Jump cut: letteralmente “stacco netto”/falso raccordo; il falso raccordo è ciò che l’ortodossia classica definirebbe un raccordo “sbagliato”; cioè una nuova inquadratura, dopo uno stacco, che viola almeno 2 leggi fondamentali del montaggio invisibile e del cosiddetto cinema della trasparenza secondo le quali:
·         non si dovrebbero mai proporre due inquadrature consecutive dello stesso personaggio, o di uno stesso oggetto, non sufficientemente differenziate sotto l’aspetto dell’angolazione di ripresa (variazioni non inferiori a 30 gradi) o della distanza dal soggetto (raccordo sull’asse).
·         Non si dovrebbero mai proporre più piani di uno stesso personaggio che lo mostrino, in continuità, in luoghi diversi e in momenti diversi, senza la mediazione di piani di transizione che attenuino il salto e la discontinuità spazio-temporale della sequenza.

Raccordo sull’asse: il raccordo sull’asse è un altro artificio del découpage classico e consiste nel mostrare due momenti successivi di un’azione in due inquadrature consecutive, divise da uno stacco.
La seconda inquadratura è ripresa sullo stesso asse della prima inquadratura, cioè mantenendo lo stesso angolo di ripresa e la stessa prospettiva, ma a distanza minore (raccordo sull’asse in avanti), o maggiore (raccordo sull’asse indietro), a seconda dell’effetto che si desidera ottenere rispetto al soggetto in campo.
Viene frequentemente utilizzato per aumentare l’attenzione dello spettatore sul soggetto in campo, oppure per dare una visione più ampia del contesto in cui l’azione sta avvenendo, evitando di “distrarre” lo spettatore mutandone il punto di vista con una variazione d’angolo di ripresa inopportuna.

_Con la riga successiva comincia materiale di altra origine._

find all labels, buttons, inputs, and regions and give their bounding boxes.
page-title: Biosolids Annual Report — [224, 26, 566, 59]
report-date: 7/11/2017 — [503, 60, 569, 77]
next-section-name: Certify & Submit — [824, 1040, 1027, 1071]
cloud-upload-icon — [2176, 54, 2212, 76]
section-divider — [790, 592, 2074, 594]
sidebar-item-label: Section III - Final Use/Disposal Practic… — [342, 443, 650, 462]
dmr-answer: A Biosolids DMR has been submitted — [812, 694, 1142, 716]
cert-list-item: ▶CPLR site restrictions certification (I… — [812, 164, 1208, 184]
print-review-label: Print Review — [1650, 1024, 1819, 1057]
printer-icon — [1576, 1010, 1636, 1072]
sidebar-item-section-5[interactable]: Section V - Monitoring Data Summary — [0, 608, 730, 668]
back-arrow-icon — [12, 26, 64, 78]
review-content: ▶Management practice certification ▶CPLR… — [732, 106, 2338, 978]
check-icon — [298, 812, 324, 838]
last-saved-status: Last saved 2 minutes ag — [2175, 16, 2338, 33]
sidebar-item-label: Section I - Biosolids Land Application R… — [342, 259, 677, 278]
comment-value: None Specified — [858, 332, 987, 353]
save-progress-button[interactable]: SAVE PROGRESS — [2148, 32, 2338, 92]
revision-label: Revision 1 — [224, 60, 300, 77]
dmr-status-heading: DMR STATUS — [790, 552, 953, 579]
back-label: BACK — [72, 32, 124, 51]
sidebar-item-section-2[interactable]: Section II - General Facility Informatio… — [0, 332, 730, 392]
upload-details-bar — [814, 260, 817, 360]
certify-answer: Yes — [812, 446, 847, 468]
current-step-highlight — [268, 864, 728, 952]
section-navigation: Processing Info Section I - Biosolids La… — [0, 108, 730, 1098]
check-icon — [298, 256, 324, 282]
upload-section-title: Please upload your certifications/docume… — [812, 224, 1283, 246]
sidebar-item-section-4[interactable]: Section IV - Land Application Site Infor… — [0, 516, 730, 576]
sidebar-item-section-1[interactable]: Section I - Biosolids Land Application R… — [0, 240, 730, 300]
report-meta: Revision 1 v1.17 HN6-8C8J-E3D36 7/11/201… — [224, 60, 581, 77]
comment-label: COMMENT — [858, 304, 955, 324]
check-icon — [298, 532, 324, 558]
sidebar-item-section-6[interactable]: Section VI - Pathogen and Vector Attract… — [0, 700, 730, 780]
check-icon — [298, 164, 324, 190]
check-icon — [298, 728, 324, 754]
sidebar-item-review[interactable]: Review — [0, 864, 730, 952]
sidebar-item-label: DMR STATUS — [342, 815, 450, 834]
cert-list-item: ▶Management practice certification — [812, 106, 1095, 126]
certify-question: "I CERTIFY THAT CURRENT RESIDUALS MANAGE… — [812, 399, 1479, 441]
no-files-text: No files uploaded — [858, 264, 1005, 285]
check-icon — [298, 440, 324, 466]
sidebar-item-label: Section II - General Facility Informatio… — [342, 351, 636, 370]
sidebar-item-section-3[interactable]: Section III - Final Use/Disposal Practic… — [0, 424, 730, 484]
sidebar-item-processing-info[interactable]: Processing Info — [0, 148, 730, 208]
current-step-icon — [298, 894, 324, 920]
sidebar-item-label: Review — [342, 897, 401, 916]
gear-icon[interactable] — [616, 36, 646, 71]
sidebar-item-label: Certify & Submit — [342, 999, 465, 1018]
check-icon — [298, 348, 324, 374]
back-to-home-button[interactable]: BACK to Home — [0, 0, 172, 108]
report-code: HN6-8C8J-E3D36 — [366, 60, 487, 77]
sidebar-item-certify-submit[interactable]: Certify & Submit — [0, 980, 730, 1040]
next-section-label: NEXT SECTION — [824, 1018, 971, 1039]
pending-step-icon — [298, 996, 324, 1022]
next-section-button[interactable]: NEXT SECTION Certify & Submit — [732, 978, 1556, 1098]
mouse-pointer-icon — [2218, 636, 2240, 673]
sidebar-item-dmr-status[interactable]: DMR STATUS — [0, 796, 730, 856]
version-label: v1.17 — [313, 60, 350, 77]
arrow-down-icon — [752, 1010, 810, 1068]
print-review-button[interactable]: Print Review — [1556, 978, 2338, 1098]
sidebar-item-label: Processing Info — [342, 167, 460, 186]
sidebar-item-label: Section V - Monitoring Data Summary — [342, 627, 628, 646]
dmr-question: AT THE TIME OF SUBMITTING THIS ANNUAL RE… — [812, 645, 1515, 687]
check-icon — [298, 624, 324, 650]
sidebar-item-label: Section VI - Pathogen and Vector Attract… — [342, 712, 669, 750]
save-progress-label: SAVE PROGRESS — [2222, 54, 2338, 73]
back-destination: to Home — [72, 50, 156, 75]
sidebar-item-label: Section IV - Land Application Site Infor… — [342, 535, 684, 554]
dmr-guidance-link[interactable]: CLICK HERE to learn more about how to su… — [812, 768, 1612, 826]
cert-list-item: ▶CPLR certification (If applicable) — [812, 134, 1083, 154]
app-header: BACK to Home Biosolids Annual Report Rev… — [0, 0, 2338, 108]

Raccordo sul movimento: è un'altra transizione molto diffusa, in cui un movimento iniziato nell’inquadratura precedente, dopo uno stacco, si conclude nell’inquadratura successiva, mantenendo il giusto continuum e le giuste proporzioni grafiche all’interno del piano di ripresa e “nascondendo” la meccanicità della narrazione.

Raccordo di sguardo: è, probabilmente, il più tipico e il più diffuso dei raccordi classici; consiste nel mostrare un personaggio che guarda qualcosa (o qualcuno) e, dopo lo stacco, mostrare immediatamente l’oggetto, o la persona, guardata dal personaggio nell’inquadratura precedente, nella posizione suggerita dall’inquadratura precedente.
Per esempio, se il personaggio X nell’inquadratura 1 sta osservando da un balcone qualcuno (o qualcosa) che in quel momento si trova fuori campo, nell’inquadratura successiva 2 (dopo lo stacco), il personaggio Y (o la cosa Y) sarà mostrato con una ripresa dall’alto; cioè dalla posizione che, a giudicare dalla inquadratura 1, possiamo attribuire al personaggio X.

Overlapping editing: letteralmente “montaggio sovrapposto”; l’overlapping editing è un particolare effetto di montaggio in cui la parte finale di un’azione, già mostrata nell’inquadratura immediatamente precedente, viene nuovamente riproposta all’inizio dell’inquadratura successiva.
Generalmente viene utilizzato, sul piano della narrazione, con funzioni di estensione temporale.